The other part was knowing/asking what they wanted to have happen or were troubled by because something wasn’t working, then I’d offer ideas or pieces of programs that might resolve their problems. “So they hate the food, are calling the state to complain…hmm, let’s give them fish! Fresh fish from Lake Superior. Yeah, get me a fishing pole, get them all fishing poles.” (This really did happen-well, I didn’t get to fish – and it was one of the keys to get the complainers willing to give us a chance.)
Accepting fault is good if you’re the boss or even the consultant, then you’re magnanimous and loyal to your staff and consultants are expected to abandon the area. I’ve only had one supervisor who always did take the blame and I was very impressed and loyal and ashamed that I hadn’t quite risen to that standard. Accepting blame otherwise is not always appreciated for the bravery and foolhardiness it takes and often results in a checklist of items that you can be the scapegoat for in the future. On page 56 of our weekly 15 minute review of the whole facility and all its policies and charts we initialed everything as complete.
The walk-in cooler is a great panic room, thick walls, lots of McGiver weapons. That’s why I think some defensiveness is a virtue especially when you don’t know where or the why of the attack that is happening.
What, did you say you initialed everything as complete? Don’t initial everything as complete. Everyone knows that’s not true.

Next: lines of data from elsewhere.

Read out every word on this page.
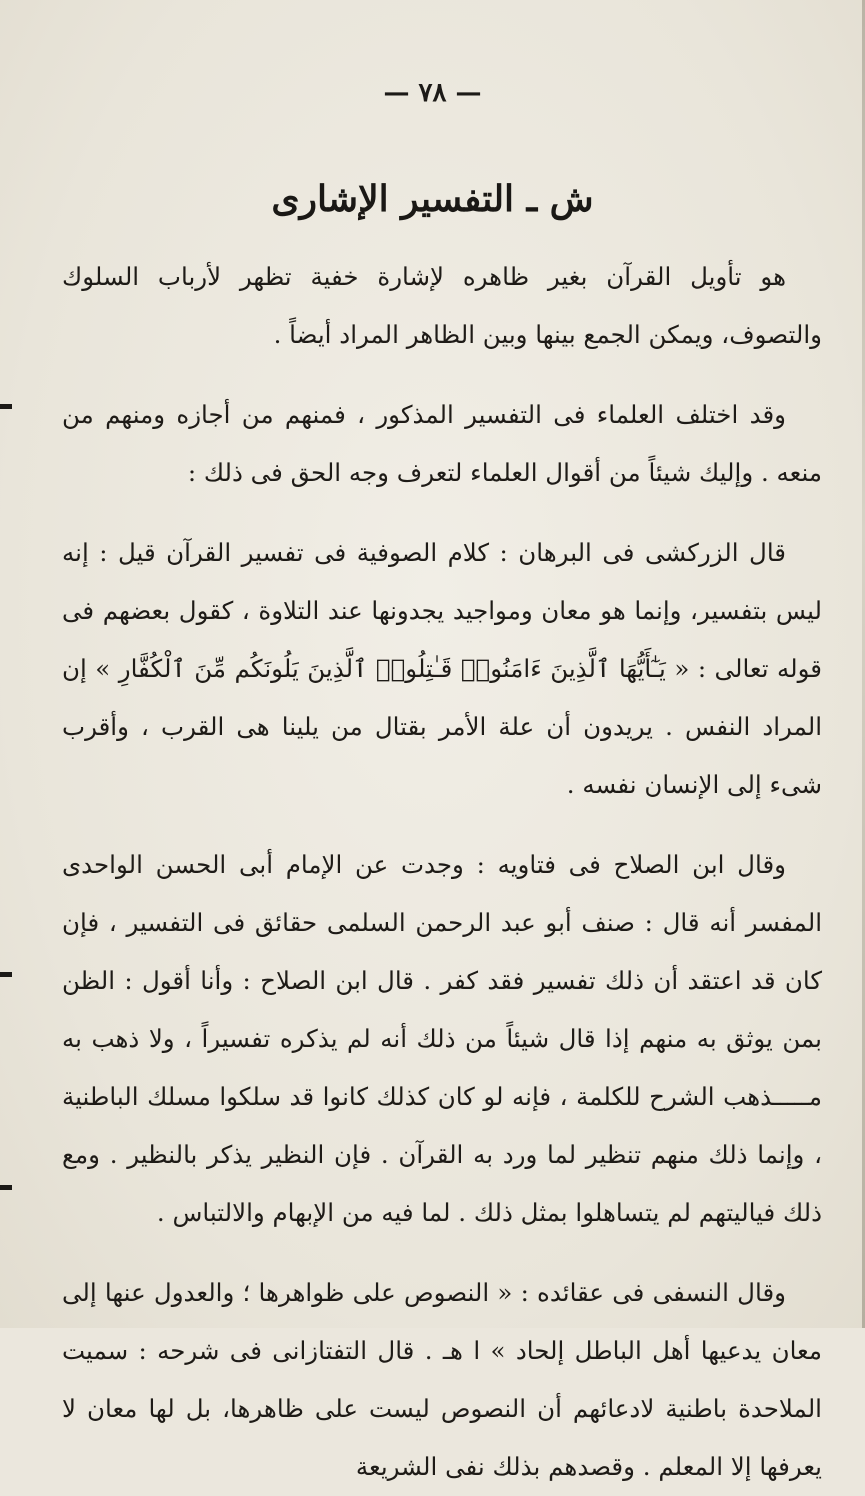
— ٧٨ —
ش ـ التفسير الإشارى

هو تأويل القرآن بغير ظاهره لإشارة خفية تظهر لأرباب السلوك والتصوف، ويمكن الجمع بينها وبين الظاهر المراد أيضاً .

وقد اختلف العلماء فى التفسير المذكور ، فمنهم من أجازه ومنهم من منعه . وإليك شيئاً من أقوال العلماء لتعرف وجه الحق فى ذلك :

قال الزركشى فى البرهان : كلام الصوفية فى تفسير القرآن قيل : إنه ليس بتفسير، وإنما هو معان ومواجيد يجدونها عند التلاوة ، كقول بعضهم فى قوله تعالى : « يَـٰٓأَيُّهَا ٱلَّذِينَ ءَامَنُوا۟ قَـٰتِلُوا۟ ٱلَّذِينَ يَلُونَكُم مِّنَ ٱلْكُفَّارِ » إن المراد النفس . يريدون أن علة الأمر بقتال من يلينا هى القرب ، وأقرب شىء إلى الإنسان نفسه .

وقال ابن الصلاح فى فتاويه : وجدت عن الإمام أبى الحسن الواحدى المفسر أنه قال : صنف أبو عبد الرحمن السلمى حقائق فى التفسير ، فإن كان قد اعتقد أن ذلك تفسير فقد كفر . قال ابن الصلاح : وأنا أقول : الظن بمن يوثق به منهم إذا قال شيئاً من ذلك أنه لم يذكره تفسيراً ، ولا ذهب به مـــــذهب الشرح للكلمة ، فإنه لو كان كذلك كانوا قد سلكوا مسلك الباطنية ، وإنما ذلك منهم تنظير لما ورد به القرآن . فإن النظير يذكر بالنظير . ومع ذلك فياليتهم لم يتساهلوا بمثل ذلك . لما فيه من الإبهام والالتباس .

وقال النسفى فى عقائده : « النصوص على ظواهرها ؛ والعدول عنها إلى معان يدعيها أهل الباطل إلحاد » ا هـ . قال التفتازانى فى شرحه : سميت الملاحدة باطنية لادعائهم أن النصوص ليست على ظاهرها، بل لها معان لا يعرفها إلا المعلم . وقصدهم بذلك نفى الشريعة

What do you mean you used the same pen for every day’s checklist for a year? The temperatures can’t all be the same, are you kidding? Under budget, not likely.
No we can’t just skip serving vegetables because nobody likes them. What do you mean everybody liked everything? This is institutional food we’re talking about.
I also think truth, justice, the American way, humility, taking credit where credit might be due, protecting those that need protection, Wisconsin cheese, simplicity, complexity, intuition and deep study are virtues.